清水さんが本格的にヴァイオリン奏者の道を目指したのは、なんと中3になった秋だったと言います。
「小さいころ歌ばかり歌っていた自分を見た母が、ヴァイオリン教室へ連れて行ってくれたものの、僕はシンガーソングライターになりたかったんです。中学生の頃はTMネットワークやB’zが大好きで。ずっとシンセサイザーが欲しくて、高校の合格祝いにYAMAHAのSY55というのを伯父に買ってもらったんです。これがシーケンサーもついていて、自分で曲を作れてしまう。学校の先生の歌をアレンジしてあげたりしていましたね。」
そんな清水さんを変えたのは、中3の時に観にいったイタリアの『イ・ムジチ合奏団』のコンサートでした。ヴァイオリン、ヴィオラ、チェロ、コントラバス、チェンバロという編成で、日本でも大人気の合奏団です。

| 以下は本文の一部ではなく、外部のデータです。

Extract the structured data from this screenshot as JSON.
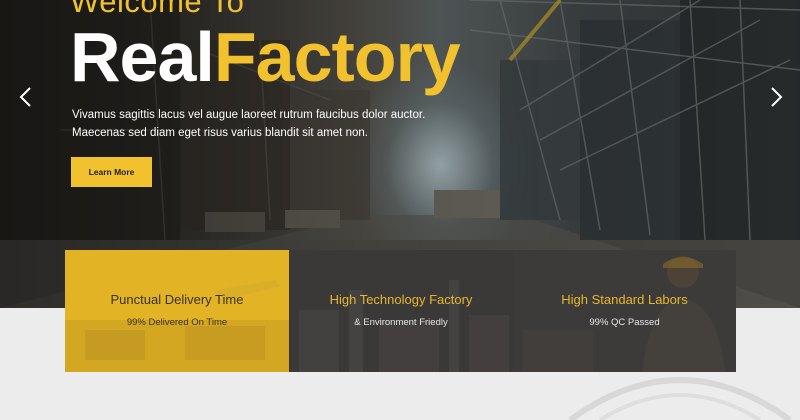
{
  "hero": {
    "welcome": "Welcome To",
    "title_part1": "Real",
    "title_part2": "Factory",
    "description": "Vivamus sagittis lacus vel augue laoreet rutrum faucibus dolor auctor. Maecenas sed diam eget risus varius blandit sit amet non.",
    "button_label": "Learn More",
    "prev_icon": "chevron-left-icon",
    "next_icon": "chevron-right-icon"
  },
  "features": [
    {
      "title": "Punctual Delivery Time",
      "subtitle": "99% Delivered On Time"
    },
    {
      "title": "High Technology Factory",
      "subtitle": "& Environment Friedly"
    },
    {
      "title": "High Standard Labors",
      "subtitle": "99% QC Passed"
    }
  ],
  "colors": {
    "accent": "#f2c12e",
    "dark_panel": "#3a3938",
    "page_background": "#ececec"
  }
}
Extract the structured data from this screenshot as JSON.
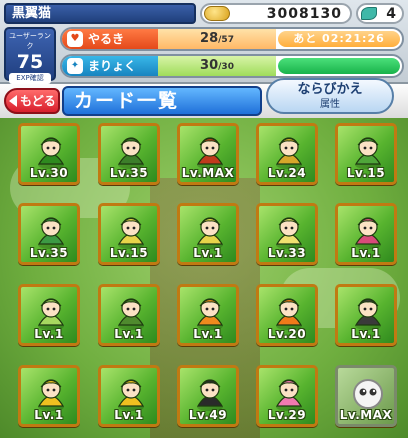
{
  "player": {
    "name": "黒翼猫"
  },
  "currency": {
    "coins": "3008130",
    "gems": "4"
  },
  "rank": {
    "label": "ユーザーランク",
    "value": "75",
    "exp_label": "EXP確認"
  },
  "stamina": {
    "label": "やるき",
    "current": "28",
    "max": "/57",
    "timer": "あと 02:21:26",
    "icon": "heart-icon"
  },
  "magic": {
    "label": "まりょく",
    "current": "30",
    "max": "/30",
    "fill_fraction": 1.0,
    "icon": "magic-icon"
  },
  "header": {
    "back_label": "もどる",
    "title": "カード一覧",
    "sort_label": "ならびかえ",
    "sort_sub": "属性"
  },
  "cards": [
    {
      "level": "Lv.30",
      "art": "dragon-icon",
      "color": "#2e8a1f"
    },
    {
      "level": "Lv.35",
      "art": "dragon-icon",
      "color": "#3c7e2a"
    },
    {
      "level": "Lv.MAX",
      "art": "warrior-icon",
      "color": "#c03a1c"
    },
    {
      "level": "Lv.24",
      "art": "warrior-icon",
      "color": "#d8a72a"
    },
    {
      "level": "Lv.15",
      "art": "frog-icon",
      "color": "#4fa63a"
    },
    {
      "level": "Lv.35",
      "art": "girl-icon",
      "color": "#3c9a44"
    },
    {
      "level": "Lv.15",
      "art": "boy-icon",
      "color": "#e8d44a"
    },
    {
      "level": "Lv.1",
      "art": "boy-icon",
      "color": "#e8d44a"
    },
    {
      "level": "Lv.33",
      "art": "boy-icon",
      "color": "#f0e070"
    },
    {
      "level": "Lv.1",
      "art": "fairy-icon",
      "color": "#d84a7a"
    },
    {
      "level": "Lv.1",
      "art": "witch-icon",
      "color": "#a8d860"
    },
    {
      "level": "Lv.1",
      "art": "monster-icon",
      "color": "#4f8a2e"
    },
    {
      "level": "Lv.1",
      "art": "pumpkin-icon",
      "color": "#f08a1e"
    },
    {
      "level": "Lv.20",
      "art": "pumpkin-icon",
      "color": "#f07a1a"
    },
    {
      "level": "Lv.1",
      "art": "witch-icon",
      "color": "#3a3a3a"
    },
    {
      "level": "Lv.1",
      "art": "witch-icon",
      "color": "#f0c020"
    },
    {
      "level": "Lv.1",
      "art": "witch-icon",
      "color": "#f0c020"
    },
    {
      "level": "Lv.49",
      "art": "witch-icon",
      "color": "#2a2a2a"
    },
    {
      "level": "Lv.29",
      "art": "girl-icon",
      "color": "#f07ab0"
    },
    {
      "level": "Lv.MAX",
      "art": "puyo-icon",
      "color": "#ffffff",
      "empty": true
    }
  ]
}
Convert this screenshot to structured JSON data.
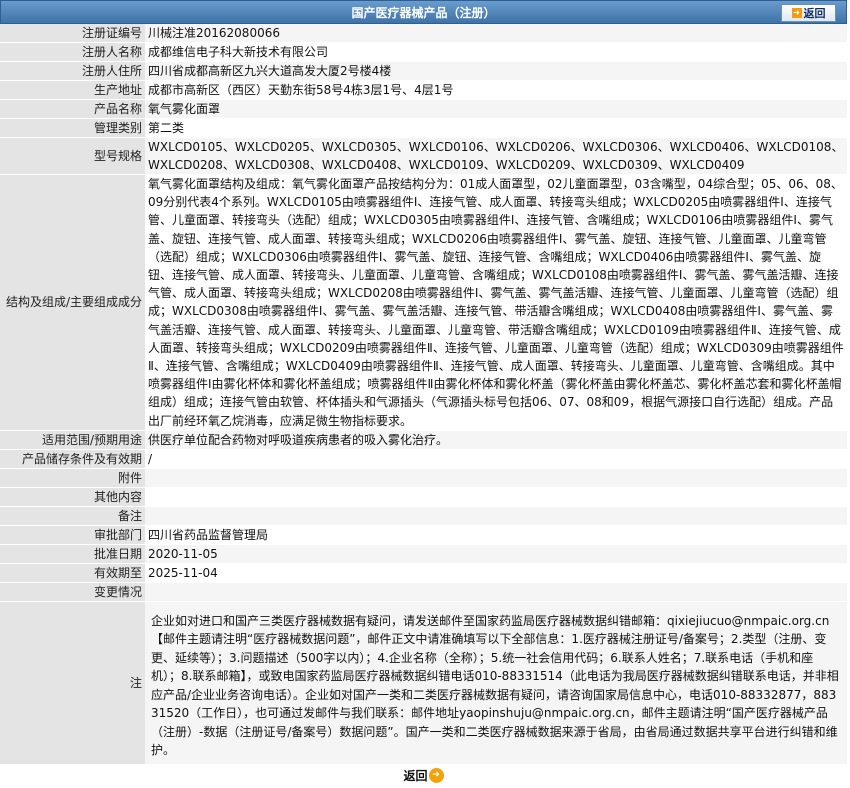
{
  "header": {
    "title": "国产医疗器械产品（注册）",
    "back_label": "返回",
    "back_icon": "arrow-right-icon"
  },
  "rows": [
    {
      "label": "注册证编号",
      "value": "川械注准20162080066"
    },
    {
      "label": "注册人名称",
      "value": "成都维信电子科大新技术有限公司"
    },
    {
      "label": "注册人住所",
      "value": "四川省成都高新区九兴大道高发大厦2号楼4楼"
    },
    {
      "label": "生产地址",
      "value": "成都市高新区（西区）天勤东街58号4栋3层1号、4层1号"
    },
    {
      "label": "产品名称",
      "value": "氧气雾化面罩"
    },
    {
      "label": "管理类别",
      "value": "第二类"
    },
    {
      "label": "型号规格",
      "value": "WXLCD0105、WXLCD0205、WXLCD0305、WXLCD0106、WXLCD0206、WXLCD0306、WXLCD0406、WXLCD0108、WXLCD0208、WXLCD0308、WXLCD0408、WXLCD0109、WXLCD0209、WXLCD0309、WXLCD0409"
    },
    {
      "label": "结构及组成/主要组成成分",
      "value": "氧气雾化面罩结构及组成：氧气雾化面罩产品按结构分为：01成人面罩型，02儿童面罩型，03含嘴型，04综合型；05、06、08、09分别代表4个系列。WXLCD0105由喷雾器组件Ⅰ、连接气管、成人面罩、转接弯头组成；WXLCD0205由喷雾器组件Ⅰ、连接气管、儿童面罩、转接弯头（选配）组成；WXLCD0305由喷雾器组件Ⅰ、连接气管、含嘴组成；WXLCD0106由喷雾器组件Ⅰ、雾气盖、旋钮、连接气管、成人面罩、转接弯头组成；WXLCD0206由喷雾器组件Ⅰ、雾气盖、旋钮、连接气管、儿童面罩、儿童弯管（选配）组成；WXLCD0306由喷雾器组件Ⅰ、雾气盖、旋钮、连接气管、含嘴组成；WXLCD0406由喷雾器组件Ⅰ、雾气盖、旋钮、连接气管、成人面罩、转接弯头、儿童面罩、儿童弯管、含嘴组成；WXLCD0108由喷雾器组件Ⅰ、雾气盖、雾气盖活瓣、连接气管、成人面罩、转接弯头组成；WXLCD0208由喷雾器组件Ⅰ、雾气盖、雾气盖活瓣、连接气管、儿童面罩、儿童弯管（选配）组成；WXLCD0308由喷雾器组件Ⅰ、雾气盖、雾气盖活瓣、连接气管、带活瓣含嘴组成；WXLCD0408由喷雾器组件Ⅰ、雾气盖、雾气盖活瓣、连接气管、成人面罩、转接弯头、儿童面罩、儿童弯管、带活瓣含嘴组成；WXLCD0109由喷雾器组件Ⅱ、连接气管、成人面罩、转接弯头组成；WXLCD0209由喷雾器组件Ⅱ、连接气管、儿童面罩、儿童弯管（选配）组成；WXLCD0309由喷雾器组件Ⅱ、连接气管、含嘴组成；WXLCD0409由喷雾器组件Ⅱ、连接气管、成人面罩、转接弯头、儿童面罩、儿童弯管、含嘴组成。其中喷雾器组件Ⅰ由雾化杯体和雾化杯盖组成；喷雾器组件Ⅱ由雾化杯体和雾化杯盖（雾化杯盖由雾化杯盖芯、雾化杯盖芯套和雾化杯盖帽组成）组成；连接气管由软管、杯体插头和气源插头（气源插头标号包括06、07、08和09，根据气源接口自行选配）组成。产品出厂前经环氧乙烷消毒，应满足微生物指标要求。",
      "long": true
    },
    {
      "label": "适用范围/预期用途",
      "value": "供医疗单位配合药物对呼吸道疾病患者的吸入雾化治疗。"
    },
    {
      "label": "产品储存条件及有效期",
      "value": "/"
    },
    {
      "label": "附件",
      "value": ""
    },
    {
      "label": "其他内容",
      "value": ""
    },
    {
      "label": "备注",
      "value": ""
    },
    {
      "label": "审批部门",
      "value": "四川省药品监督管理局"
    },
    {
      "label": "批准日期",
      "value": "2020-11-05"
    },
    {
      "label": "有效期至",
      "value": "2025-11-04"
    },
    {
      "label": "变更情况",
      "value": ""
    }
  ],
  "note": {
    "label": "注",
    "text": "企业如对进口和国产三类医疗器械数据有疑问，请发送邮件至国家药监局医疗器械数据纠错邮箱：qixiejiucuo@nmpaic.org.cn【邮件主题请注明“医疗器械数据问题”，邮件正文中请准确填写以下全部信息：1.医疗器械注册证号/备案号；2.类型（注册、变更、延续等）；3.问题描述（500字以内）；4.企业名称（全称）；5.统一社会信用代码；6.联系人姓名；7.联系电话（手机和座机）；8.联系邮箱】，或致电国家药监局医疗器械数据纠错电话010-88331514（此电话为我局医疗器械数据纠错联系电话，并非相应产品/企业业务咨询电话）。企业如对国产一类和二类医疗器械数据有疑问，请咨询国家局信息中心，电话010-88332877，88331520（工作日），也可通过发邮件与我们联系：邮件地址yaopinshuju@nmpaic.org.cn，邮件主题请注明“国产医疗器械产品（注册）-数据（注册证号/备案号）数据问题”。国产一类和二类医疗器械数据来源于省局，由省局通过数据共享平台进行纠错和维护。"
  },
  "footer": {
    "back_label": "返回",
    "back_icon": "arrow-right-circle-icon"
  }
}
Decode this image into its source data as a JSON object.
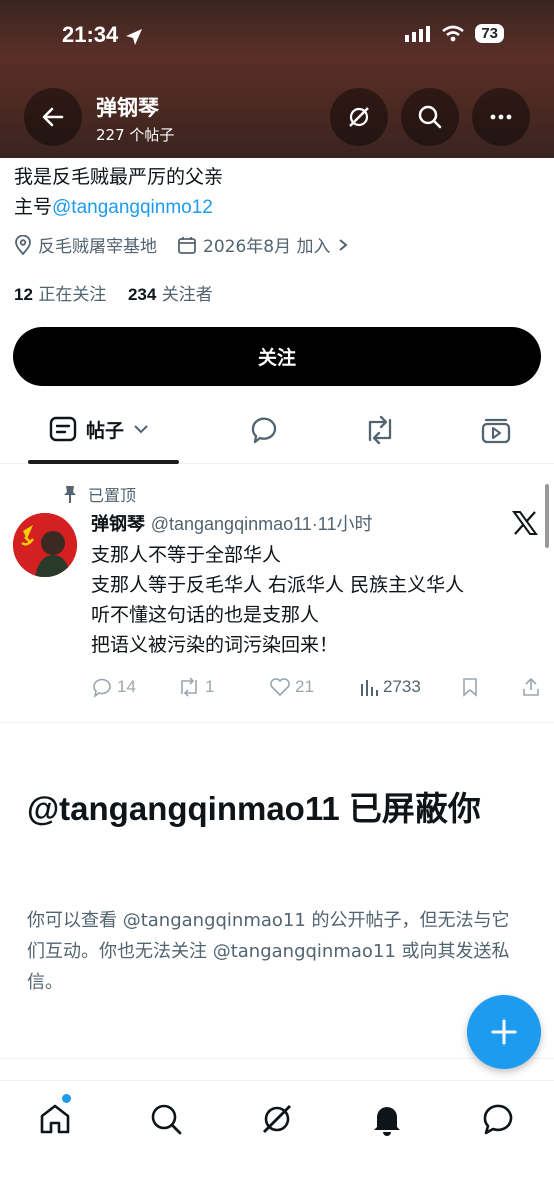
{
  "status_bar": {
    "time": "21:34",
    "battery": "73"
  },
  "header": {
    "name": "弹钢琴",
    "post_count": "227 个帖子"
  },
  "profile": {
    "bio_line1": "我是反毛贼最严厉的父亲",
    "bio_line2_prefix": "主号",
    "bio_line2_link": "@tangangqinmo12",
    "location": "反毛贼屠宰基地",
    "joined": "2026年8月 加入",
    "following_count": "12",
    "following_label": "正在关注",
    "followers_count": "234",
    "followers_label": "关注者",
    "follow_button": "关注"
  },
  "tabs": {
    "posts_label": "帖子"
  },
  "pinned_post": {
    "pinned_label": "已置顶",
    "name": "弹钢琴",
    "handle": "@tangangqinmao11",
    "time": "·11小时",
    "lines": [
      "支那人不等于全部华人",
      "支那人等于反毛华人 右派华人 民族主义华人",
      "听不懂这句话的也是支那人",
      "把语义被污染的词污染回来！"
    ],
    "replies": "14",
    "reposts": "1",
    "likes": "21",
    "views": "2733"
  },
  "blocked": {
    "title": "@tangangqinmao11 已屏蔽你",
    "text": "你可以查看 @tangangqinmao11 的公开帖子，但无法与它们互动。你也无法关注 @tangangqinmao11 或向其发送私信。"
  },
  "colors": {
    "accent": "#1d9bf0",
    "text": "#0f1419",
    "muted": "#536471"
  }
}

「もちろん、彼らの演奏で有名になったヴィヴァルディの『四季』もよかったんですが、最後にやった『赤とんぼ』に感動してしまったんです。なかでもフェデリコ・アゴスティーニという人のヴァイオリンに感動して本格的に学びたいと思い、中学3年生の11月からヴァイオリン奏者の道を進むことにしました。」
一方の西谷さんがチェロを手にしたのは、5歳のとき。
「僕は父親の赴任地の長野県松本市で生まれたのですが、土地柄、スズキメソードという音楽教室の本場で、周囲にヴァイオリンをやっている子どもがたくさんいたんです。家族には音楽家はいませんでした。それで、周囲の友達に影響されて、教室を見にいったら、チェロがあって『こっちがいい』と。多分、子どもたちが弾いている小さなヴァイオリンのキーキーした音が好きじゃなかったのかも。チェロの音色が低くてあったかいな、と感じた記憶があります。それに座って弾けるので『おじいちゃんになっても弾けるね』と言ったそうです(笑)」
ところが、別々の場所で弾き始めた2人をつなぐ出来事が最近あったのです。
現在は東京交響楽団を退団して様々な音楽活動をしている西谷さんは、愛知県立藝術大学で教鞭を取っていますが、なんと清水さんがその演奏に感動したというイ・ムジチ合奏団のフェデリコさんが、今、同じく愛知県立藝術大学で教えているというのです。
「しかも隣の部屋で!(笑) フェデリコさんは、アメリカ留学中に出会って習った事もあったのですが、奥様が日本人で、今、愛知におられるのです。不思議な縁ですよね」
音楽が結ぶ縁の面白さに驚かされます。フェデリコさんの音が、清水さんと西谷さんのそれぞれの中に流れていたというのです。